ウェブアクセシビリティ検証ツール「WAVE」のフォーカス順序表示機能

米国の非営利団体 WebAIM (Web Accessibility in Mind) が開発しているウェブアクセシビリティ検証ツール「WAVE」で、Tab キーによるフォーカス順序を表示する機能が追加されていたので、ご紹介したいと思います。

WAVE Evaluation Tool - Chrome ウェブストアおよび WAVE Accessibility Extension のバージョン履歴 – Firefox (ja) 向けアドオンを見ると、2022年12月にリリースされた Version 3.2 から、この機能が追加されているようです。

検証対象のウェブページを開き、WAVE (Chrome 拡張機能または Firefox 拡張機能) を起動します。あるいは、ウェブ版 WAVE で検証対象のウェブページにアクセスします。WAVE の「Reference」タブと「Structure」タブの間に、新しく「Order」タブが追加されているので、それを選択して「Order」パネルを開きます。

WAVE のフォーカス順序表示機能。
WAVE の「Order」パネルを開くことで見ることができる。
WAVE のフォーカス順序表示機能

WAVE の「Order」パネルには、Tab キーによるフォーカス対象の一覧が、フォーカス順序を示す番号とともに表示されます。一方、検証対象のウェブページには、WAVE が出力する各種アイコンと併せて、フォーカス順序の番号がオーバーレイ表示されます。WAVE の「Order」パネルの一覧にあるフォーカス対象のうちひとつをクリックすると、ウェブページ上のフォーカス順序番号表示の該当箇所が点滅によってハイライトされます。

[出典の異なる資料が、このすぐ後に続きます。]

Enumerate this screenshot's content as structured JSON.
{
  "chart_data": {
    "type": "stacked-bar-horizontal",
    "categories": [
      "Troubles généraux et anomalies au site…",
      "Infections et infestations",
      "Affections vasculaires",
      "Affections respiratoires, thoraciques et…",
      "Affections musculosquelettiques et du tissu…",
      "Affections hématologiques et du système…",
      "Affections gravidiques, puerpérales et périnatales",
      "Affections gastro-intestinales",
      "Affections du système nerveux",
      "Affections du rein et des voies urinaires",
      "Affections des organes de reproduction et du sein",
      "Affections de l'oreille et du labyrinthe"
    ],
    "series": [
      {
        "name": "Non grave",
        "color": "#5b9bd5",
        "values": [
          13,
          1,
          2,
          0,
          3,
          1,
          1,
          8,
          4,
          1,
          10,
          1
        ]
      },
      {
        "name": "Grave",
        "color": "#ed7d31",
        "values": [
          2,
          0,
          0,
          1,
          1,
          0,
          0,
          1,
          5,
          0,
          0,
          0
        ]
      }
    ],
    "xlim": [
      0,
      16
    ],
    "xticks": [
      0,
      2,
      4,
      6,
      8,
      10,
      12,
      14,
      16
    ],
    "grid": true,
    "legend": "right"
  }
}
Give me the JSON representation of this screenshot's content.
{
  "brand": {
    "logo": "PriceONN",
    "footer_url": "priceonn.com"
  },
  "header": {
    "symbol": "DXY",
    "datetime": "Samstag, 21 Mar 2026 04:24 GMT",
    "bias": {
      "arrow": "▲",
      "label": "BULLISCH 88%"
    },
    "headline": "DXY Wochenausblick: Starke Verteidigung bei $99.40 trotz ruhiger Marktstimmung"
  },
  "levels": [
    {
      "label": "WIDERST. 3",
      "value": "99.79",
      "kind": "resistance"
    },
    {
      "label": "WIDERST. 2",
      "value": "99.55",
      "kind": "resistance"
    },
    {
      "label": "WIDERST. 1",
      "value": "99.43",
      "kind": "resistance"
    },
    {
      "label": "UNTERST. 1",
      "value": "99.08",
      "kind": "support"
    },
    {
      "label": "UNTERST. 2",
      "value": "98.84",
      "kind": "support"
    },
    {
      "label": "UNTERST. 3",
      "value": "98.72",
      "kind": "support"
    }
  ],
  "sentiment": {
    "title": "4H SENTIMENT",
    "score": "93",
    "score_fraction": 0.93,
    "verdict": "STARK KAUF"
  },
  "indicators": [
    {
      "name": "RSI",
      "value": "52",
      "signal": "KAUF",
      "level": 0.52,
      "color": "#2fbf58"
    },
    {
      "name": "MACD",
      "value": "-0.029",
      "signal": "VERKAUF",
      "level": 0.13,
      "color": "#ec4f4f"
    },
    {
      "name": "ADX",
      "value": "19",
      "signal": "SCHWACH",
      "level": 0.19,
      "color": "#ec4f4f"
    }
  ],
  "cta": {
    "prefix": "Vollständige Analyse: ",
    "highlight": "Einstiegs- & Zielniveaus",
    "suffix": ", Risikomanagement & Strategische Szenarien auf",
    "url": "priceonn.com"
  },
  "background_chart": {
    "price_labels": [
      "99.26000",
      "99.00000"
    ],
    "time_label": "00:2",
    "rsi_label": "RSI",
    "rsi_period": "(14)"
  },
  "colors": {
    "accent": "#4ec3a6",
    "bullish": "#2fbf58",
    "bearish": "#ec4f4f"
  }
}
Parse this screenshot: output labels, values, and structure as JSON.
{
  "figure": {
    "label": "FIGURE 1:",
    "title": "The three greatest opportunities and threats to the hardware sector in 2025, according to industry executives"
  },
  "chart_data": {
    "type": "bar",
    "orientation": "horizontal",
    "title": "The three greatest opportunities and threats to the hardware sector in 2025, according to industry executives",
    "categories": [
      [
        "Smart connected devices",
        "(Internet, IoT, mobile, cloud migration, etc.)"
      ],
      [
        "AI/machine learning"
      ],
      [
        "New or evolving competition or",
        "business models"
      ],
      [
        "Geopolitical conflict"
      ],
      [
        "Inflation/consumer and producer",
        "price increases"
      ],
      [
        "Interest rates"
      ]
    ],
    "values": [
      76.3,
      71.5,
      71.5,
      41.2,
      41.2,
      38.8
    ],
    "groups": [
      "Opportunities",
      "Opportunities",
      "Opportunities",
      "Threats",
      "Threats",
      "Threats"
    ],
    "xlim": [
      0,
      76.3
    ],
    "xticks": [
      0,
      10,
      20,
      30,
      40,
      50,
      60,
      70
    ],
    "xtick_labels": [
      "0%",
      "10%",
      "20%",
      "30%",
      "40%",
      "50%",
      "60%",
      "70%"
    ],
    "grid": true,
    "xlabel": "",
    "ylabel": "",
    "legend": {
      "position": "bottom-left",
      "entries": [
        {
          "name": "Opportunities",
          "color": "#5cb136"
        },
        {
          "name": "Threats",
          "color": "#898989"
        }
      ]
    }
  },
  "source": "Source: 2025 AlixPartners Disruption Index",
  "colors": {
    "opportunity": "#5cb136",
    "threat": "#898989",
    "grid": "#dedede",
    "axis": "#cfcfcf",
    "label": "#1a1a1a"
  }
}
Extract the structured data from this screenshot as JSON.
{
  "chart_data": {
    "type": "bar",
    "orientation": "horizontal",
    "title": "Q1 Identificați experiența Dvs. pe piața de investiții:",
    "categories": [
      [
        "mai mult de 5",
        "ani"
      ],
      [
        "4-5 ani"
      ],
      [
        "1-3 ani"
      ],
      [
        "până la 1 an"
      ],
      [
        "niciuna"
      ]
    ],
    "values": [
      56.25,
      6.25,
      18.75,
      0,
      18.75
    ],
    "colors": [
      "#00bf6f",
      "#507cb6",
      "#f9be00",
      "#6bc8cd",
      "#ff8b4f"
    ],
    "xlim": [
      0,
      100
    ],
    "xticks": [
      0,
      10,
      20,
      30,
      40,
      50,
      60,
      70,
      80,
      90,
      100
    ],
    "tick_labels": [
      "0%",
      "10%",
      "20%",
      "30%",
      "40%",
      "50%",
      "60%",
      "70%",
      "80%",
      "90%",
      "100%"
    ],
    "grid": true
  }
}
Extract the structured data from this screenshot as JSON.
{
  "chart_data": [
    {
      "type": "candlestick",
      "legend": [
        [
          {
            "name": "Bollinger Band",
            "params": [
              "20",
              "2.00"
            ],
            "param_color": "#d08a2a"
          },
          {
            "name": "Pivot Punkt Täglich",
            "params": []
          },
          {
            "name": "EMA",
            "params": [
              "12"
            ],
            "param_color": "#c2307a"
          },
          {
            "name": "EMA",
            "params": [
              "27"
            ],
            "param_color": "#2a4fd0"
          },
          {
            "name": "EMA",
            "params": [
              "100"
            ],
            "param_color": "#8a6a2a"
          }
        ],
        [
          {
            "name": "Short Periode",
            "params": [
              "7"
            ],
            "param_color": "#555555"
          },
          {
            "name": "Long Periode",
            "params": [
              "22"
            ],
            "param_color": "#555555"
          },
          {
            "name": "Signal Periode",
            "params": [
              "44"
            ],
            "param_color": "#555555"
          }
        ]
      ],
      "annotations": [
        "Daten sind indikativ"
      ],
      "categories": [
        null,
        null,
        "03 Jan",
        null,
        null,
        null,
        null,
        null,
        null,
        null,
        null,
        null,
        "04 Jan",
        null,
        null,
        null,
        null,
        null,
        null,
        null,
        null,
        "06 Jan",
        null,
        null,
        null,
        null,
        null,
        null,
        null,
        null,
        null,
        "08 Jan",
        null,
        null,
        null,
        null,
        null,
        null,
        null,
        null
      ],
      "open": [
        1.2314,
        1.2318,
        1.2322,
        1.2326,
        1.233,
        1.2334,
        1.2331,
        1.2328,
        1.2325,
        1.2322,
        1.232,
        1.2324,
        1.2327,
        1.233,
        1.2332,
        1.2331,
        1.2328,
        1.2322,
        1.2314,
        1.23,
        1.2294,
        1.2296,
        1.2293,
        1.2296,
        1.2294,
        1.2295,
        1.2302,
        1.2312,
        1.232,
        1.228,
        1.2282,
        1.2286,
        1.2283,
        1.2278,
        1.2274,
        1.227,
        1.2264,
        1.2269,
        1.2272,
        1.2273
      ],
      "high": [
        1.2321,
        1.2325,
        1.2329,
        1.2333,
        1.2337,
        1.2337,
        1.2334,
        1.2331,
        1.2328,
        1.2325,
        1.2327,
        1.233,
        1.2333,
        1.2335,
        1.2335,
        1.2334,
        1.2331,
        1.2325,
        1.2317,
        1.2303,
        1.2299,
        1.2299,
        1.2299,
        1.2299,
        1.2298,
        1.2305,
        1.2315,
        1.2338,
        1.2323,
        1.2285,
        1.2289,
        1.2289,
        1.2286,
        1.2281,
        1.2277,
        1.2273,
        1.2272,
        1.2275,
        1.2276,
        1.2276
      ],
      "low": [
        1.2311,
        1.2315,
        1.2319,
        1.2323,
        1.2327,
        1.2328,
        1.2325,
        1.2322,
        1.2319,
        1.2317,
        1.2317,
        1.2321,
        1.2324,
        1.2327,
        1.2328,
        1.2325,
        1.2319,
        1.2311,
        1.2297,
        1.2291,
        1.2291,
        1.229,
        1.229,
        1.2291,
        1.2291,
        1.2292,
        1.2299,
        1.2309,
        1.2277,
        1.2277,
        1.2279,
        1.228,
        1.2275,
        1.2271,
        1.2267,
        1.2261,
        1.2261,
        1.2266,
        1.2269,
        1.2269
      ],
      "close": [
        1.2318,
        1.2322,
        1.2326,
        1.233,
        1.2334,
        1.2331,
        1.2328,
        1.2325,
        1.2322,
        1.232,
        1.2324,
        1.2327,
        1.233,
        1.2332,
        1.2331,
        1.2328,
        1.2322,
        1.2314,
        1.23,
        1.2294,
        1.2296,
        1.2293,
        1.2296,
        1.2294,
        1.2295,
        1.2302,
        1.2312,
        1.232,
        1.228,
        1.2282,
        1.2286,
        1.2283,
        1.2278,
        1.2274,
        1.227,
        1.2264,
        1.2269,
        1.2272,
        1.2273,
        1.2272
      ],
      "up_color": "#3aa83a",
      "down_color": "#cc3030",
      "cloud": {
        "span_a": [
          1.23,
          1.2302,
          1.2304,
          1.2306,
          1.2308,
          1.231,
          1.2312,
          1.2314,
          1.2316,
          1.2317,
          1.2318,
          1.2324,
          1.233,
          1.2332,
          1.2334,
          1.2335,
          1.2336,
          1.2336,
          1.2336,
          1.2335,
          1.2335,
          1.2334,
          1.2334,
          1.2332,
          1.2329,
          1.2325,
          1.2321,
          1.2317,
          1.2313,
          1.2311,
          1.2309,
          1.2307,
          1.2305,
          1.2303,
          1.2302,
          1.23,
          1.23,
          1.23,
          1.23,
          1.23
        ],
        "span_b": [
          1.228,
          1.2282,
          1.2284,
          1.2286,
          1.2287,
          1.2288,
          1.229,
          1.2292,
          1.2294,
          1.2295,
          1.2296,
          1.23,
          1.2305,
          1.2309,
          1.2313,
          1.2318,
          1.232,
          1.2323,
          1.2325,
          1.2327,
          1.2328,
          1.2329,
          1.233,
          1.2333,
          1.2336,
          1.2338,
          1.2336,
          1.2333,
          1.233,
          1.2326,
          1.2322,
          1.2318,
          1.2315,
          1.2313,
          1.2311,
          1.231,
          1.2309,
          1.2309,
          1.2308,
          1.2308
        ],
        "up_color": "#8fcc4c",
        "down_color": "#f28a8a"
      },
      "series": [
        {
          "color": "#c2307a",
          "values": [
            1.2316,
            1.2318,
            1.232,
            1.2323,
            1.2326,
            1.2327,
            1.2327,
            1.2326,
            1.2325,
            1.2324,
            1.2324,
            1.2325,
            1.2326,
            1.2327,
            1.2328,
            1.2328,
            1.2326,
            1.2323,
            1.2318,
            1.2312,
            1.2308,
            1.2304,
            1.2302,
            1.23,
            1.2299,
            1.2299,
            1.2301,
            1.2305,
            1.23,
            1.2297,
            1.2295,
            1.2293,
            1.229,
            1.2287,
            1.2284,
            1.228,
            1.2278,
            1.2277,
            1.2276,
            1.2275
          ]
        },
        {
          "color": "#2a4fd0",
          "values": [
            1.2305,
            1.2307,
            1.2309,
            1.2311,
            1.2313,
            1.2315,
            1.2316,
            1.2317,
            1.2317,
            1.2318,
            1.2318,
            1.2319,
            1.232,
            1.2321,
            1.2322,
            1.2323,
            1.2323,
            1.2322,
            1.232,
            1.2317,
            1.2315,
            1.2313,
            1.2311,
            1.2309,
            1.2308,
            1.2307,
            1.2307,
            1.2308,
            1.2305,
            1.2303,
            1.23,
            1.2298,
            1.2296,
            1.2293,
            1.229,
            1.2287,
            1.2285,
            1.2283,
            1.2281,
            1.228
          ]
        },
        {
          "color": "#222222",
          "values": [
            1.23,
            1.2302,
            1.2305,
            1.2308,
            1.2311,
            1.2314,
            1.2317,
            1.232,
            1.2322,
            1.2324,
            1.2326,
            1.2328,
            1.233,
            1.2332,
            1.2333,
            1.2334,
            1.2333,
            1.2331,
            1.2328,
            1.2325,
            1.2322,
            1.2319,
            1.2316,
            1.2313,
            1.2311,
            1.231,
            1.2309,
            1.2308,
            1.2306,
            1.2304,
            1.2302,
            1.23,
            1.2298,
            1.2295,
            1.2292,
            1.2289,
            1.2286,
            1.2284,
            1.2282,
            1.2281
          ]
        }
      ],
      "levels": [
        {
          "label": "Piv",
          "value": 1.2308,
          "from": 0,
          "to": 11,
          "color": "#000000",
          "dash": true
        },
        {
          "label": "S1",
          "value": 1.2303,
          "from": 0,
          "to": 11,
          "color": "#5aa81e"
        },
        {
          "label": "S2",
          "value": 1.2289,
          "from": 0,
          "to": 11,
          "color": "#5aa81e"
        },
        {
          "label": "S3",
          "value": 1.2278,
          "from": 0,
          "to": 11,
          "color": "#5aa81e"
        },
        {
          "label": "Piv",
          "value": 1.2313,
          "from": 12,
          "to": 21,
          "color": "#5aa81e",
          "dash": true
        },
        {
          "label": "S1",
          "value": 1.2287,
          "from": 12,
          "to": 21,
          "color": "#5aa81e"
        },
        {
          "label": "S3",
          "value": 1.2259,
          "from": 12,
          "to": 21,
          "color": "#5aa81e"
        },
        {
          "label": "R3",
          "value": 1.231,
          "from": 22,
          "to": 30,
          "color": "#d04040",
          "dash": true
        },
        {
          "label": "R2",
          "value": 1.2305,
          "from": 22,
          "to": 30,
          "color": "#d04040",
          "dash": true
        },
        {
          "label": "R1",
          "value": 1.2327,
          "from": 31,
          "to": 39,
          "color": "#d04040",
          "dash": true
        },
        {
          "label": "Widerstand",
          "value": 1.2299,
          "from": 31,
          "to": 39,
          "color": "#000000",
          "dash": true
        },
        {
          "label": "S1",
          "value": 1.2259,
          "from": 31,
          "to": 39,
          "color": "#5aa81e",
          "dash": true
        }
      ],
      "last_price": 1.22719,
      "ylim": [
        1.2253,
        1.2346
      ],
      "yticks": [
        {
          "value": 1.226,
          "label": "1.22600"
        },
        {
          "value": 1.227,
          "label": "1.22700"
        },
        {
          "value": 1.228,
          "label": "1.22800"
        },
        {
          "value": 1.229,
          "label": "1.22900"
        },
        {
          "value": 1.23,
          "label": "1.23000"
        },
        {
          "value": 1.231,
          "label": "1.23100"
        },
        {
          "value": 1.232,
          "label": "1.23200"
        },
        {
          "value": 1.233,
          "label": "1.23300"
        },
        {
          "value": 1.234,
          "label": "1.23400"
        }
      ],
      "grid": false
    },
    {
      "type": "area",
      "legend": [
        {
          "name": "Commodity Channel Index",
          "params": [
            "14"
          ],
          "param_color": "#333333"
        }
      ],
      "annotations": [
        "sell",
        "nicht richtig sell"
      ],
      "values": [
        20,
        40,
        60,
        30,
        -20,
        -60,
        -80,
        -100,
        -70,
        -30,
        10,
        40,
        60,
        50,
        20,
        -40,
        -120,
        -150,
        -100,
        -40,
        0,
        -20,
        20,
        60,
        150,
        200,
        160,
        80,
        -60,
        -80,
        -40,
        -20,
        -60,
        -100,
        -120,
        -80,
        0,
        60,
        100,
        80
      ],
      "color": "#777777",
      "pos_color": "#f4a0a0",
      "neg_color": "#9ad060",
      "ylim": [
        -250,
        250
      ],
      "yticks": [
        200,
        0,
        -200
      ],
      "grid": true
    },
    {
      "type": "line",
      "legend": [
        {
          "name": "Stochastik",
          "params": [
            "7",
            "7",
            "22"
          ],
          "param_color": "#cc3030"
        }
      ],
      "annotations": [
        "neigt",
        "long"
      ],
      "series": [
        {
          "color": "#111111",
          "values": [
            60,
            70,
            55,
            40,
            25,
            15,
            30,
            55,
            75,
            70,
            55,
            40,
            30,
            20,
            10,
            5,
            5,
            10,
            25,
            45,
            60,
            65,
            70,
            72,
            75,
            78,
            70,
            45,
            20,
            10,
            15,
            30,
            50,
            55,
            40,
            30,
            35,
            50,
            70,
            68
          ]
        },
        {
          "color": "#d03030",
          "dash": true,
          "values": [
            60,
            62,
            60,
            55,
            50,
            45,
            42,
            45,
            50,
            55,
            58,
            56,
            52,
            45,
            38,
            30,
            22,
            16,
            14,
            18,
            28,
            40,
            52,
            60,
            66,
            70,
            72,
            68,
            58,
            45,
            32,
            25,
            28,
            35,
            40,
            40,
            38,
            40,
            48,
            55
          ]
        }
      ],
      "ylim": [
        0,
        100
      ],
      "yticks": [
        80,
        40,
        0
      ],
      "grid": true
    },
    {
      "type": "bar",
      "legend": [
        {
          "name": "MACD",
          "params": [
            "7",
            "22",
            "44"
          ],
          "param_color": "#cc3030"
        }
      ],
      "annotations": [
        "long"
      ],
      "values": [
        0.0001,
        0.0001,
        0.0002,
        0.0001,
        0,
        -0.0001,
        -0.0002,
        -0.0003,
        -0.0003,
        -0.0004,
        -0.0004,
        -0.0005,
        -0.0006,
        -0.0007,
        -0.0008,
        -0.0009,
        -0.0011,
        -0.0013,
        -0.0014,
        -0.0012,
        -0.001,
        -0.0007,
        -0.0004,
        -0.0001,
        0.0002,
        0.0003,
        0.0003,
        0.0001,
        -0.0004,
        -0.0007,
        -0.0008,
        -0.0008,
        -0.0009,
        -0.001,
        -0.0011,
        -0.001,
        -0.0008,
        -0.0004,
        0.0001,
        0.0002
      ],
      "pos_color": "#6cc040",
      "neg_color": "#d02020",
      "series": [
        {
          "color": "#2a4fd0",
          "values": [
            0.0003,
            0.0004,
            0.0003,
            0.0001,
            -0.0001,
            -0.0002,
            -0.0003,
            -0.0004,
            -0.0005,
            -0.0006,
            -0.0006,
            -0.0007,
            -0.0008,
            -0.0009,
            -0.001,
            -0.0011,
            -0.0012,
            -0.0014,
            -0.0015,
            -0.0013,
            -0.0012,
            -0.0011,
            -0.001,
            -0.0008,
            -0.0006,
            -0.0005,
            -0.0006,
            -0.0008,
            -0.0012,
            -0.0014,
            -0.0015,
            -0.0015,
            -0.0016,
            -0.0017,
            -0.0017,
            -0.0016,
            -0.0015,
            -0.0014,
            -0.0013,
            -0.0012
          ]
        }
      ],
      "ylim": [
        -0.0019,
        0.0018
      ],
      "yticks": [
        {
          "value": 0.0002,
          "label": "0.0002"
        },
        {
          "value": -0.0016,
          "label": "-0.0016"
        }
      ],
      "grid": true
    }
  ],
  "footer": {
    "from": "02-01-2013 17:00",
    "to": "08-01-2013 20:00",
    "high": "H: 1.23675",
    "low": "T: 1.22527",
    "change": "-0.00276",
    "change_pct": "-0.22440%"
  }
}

このフォーカス順序番号表示は、以前ご紹介した Chrome 拡張機能「taba11y」と同様の機能と言えます。taba11y のほうがウェブページ上にオーバーレイされる番号表示が円形で目につきやすく、また各番号を順に線でつないで表示してくれるので (加えて、表示色、線の矢じりの有無、要素のハイライトなど、視認性のカスタマイズも可能)、フォーカス順序の流れを視覚的に捉えるには、WAVE よりも taba11y のほうが優れていると言えます。

taba11y のフォーカス順序表示。
フォーカス順序の流れを視覚的に捉えるには、WAVE よりも taba11y のほうが優れていると言える。
taba11y によるフォーカス順序表示

しかし、WAVE には「Order」パネルがあることで、以下の利点があります。

WAVE の「Order」パネル。
フォーカス対象一覧の各項目が、役割 (role) と名前 (name) で構成されており、視覚障害者が実際にスクリーンリーダーで Tab キーを押して取得する情報に近い感覚が得られる。
WAVE の「Order」パネル

レポートやプレゼンテーション資料などを作る際には taba11y を、フォーカス順序だけでなく各フォーカス対象の役割 (role) や名前 (name) も含めて検証したい場合は WAVE を、という具合に使い分けてみるのもよいかと思います。


この記事では、WAVE および taba11y による検証対象ウェブページのサンプルとして、有限会社時代工房さん制作の駒瑠市〜アクセシビリティ上の問題の体験サイト〜 を使わせていただきました。